CHARLOTTE -- A season of on-track embarrassments for Nextel Cup driver Michael Waltrip has spilled off the track.
The two-time Daytona 500 champion was charged early Saturday morning with reckless driving and failure to report an accident after hitting a telephone pole and rolling his car on Molly's Backbone Road in Catawba County.
"I am really embarrassed about the accident, but I feel fortunate that I wasn't hurt," Waltrip said in a statement released by Michael Waltrip Racing. "For 25 years I have had a great driving record. I consider myself to be a courteous and safe driver on public roads.
"I never expected to fall asleep behind the wheel of a car."
Team officials said alcohol was not a factor and that alcohol was not mentioned on the ticket. They added that there has been no backlash from Waltrip's primary sponsor, NAPA, which has watched its driver fail to qualify for the past five Cup races.
Waltrip hasn't made a race since the Daytona 500, when his crew chief and director of competition were indefinitely suspended by NASCAR after an unspecified fuel additive was discovered in his engine during pre-qualifying inspections.
Waltrip also was docked 100 points.
Phone messages left at Waltrip's home were not returned.

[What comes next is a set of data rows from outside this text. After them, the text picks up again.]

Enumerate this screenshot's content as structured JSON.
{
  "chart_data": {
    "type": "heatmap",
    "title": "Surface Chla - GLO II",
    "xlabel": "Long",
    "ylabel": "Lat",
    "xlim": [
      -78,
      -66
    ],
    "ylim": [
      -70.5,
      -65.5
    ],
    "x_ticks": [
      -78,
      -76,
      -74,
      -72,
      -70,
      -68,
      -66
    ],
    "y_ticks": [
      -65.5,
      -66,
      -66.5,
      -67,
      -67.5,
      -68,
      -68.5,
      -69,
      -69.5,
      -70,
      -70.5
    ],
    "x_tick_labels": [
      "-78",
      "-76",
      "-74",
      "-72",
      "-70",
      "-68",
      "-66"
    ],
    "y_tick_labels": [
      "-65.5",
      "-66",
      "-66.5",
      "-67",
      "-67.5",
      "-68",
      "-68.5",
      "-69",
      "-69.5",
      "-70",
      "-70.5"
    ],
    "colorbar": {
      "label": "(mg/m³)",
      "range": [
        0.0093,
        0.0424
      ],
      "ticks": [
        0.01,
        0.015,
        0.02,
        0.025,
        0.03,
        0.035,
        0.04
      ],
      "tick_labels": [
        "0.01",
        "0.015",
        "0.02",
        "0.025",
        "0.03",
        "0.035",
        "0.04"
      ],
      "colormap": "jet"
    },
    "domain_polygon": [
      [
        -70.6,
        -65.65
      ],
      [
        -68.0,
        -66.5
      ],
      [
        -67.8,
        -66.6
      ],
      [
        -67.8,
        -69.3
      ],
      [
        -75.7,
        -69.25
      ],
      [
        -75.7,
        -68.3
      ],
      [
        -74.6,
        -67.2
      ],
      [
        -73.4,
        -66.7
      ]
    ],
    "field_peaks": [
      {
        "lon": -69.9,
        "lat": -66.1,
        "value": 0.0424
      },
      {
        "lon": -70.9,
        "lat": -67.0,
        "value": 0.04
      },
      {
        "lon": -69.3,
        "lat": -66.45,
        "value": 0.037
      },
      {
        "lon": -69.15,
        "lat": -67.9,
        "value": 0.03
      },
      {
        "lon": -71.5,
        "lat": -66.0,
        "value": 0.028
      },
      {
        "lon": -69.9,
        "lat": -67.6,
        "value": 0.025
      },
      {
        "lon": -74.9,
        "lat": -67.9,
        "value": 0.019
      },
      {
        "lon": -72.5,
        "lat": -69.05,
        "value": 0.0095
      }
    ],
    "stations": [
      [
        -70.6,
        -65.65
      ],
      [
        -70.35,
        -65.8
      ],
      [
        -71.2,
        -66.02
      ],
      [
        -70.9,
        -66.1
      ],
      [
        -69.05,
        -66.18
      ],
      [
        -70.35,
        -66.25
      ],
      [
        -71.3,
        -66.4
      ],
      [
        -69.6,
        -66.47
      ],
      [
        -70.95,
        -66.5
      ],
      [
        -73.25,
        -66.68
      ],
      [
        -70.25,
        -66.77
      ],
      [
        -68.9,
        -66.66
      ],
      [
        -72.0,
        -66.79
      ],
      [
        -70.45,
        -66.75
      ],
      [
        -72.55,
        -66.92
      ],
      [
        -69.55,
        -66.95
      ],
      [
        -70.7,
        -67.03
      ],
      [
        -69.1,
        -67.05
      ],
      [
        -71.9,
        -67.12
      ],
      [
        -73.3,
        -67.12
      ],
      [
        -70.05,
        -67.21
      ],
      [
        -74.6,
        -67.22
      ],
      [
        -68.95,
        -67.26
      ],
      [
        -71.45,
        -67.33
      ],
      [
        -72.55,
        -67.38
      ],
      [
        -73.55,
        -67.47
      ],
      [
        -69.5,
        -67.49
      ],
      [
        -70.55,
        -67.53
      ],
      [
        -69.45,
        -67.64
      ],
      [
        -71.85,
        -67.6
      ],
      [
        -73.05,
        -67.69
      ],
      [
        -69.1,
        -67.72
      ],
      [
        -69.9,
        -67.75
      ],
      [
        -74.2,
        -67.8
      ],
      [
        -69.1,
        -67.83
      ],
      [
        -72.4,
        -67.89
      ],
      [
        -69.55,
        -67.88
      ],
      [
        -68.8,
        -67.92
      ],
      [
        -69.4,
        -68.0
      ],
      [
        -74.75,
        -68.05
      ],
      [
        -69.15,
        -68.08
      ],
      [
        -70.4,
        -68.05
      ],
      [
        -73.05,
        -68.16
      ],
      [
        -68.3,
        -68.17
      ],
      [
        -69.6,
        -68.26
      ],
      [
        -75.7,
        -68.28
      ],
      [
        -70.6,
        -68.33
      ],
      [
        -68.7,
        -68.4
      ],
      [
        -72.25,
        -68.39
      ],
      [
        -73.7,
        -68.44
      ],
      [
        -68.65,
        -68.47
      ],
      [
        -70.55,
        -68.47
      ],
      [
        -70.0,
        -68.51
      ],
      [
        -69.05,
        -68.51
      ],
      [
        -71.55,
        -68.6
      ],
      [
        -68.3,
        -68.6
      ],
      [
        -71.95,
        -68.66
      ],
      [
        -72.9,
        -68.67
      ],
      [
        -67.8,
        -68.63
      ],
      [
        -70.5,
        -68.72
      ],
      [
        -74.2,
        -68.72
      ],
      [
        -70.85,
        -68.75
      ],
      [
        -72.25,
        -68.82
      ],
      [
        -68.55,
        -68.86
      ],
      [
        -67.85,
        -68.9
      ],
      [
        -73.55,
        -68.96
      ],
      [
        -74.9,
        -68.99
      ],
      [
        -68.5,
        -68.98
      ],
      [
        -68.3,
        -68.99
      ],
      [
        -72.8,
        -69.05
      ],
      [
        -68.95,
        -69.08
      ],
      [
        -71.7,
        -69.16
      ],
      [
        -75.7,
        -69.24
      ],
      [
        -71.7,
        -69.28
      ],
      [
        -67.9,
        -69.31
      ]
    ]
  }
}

The Highway Patrol told WSOC-TV in Charlotte that Waltrip was driving about 70 mph in a 50-mph zone when he went off the right side of the road on a curve around 1:50 a.m. on Saturday.
The car then traveled back across the pavement and slid off the left side of the road before striking a utility pole as it overturned and then came to a rest on its side.
A witness told state troopers that Waltrip crawled out of the car and left the scene. Police arrived to find an empty vehicle with blood in it. They went to Waltrip's home at 2:30 a.m., but nobody answered the door.
"He left the scene," Sgt.
Brian Sharpe of the State Highway Patrol in Catawba County said. "We got the plate number,
realized it was him and tried to locate him."
According to WSOC-TV, Waltrip was found at his home by a trooper at around 8 a.m. with scratches on his face and deep cuts on his finger.
He told the trooper that he fell asleep at the wheel driving from Charlotte to his home in Sherrills Ford, N.C.
"I was almost home," Waltrip told the television station. "I relaxed a little bit and ran off the road. I woke up with gravel hitting the car and I tried to correct, but it was too late.
"I had so many emotions when the car came to a stop. I was sad I wrecked. I was embarrassed I wrecked and thankful I wasn't hurt."
Waltrip, who has a May 14 court date, walked the remaining mile to his home.
"I hope this is a lesson to kids and adults that you have to be on your game when driving a vehicle," Waltrip told WSOC-TV.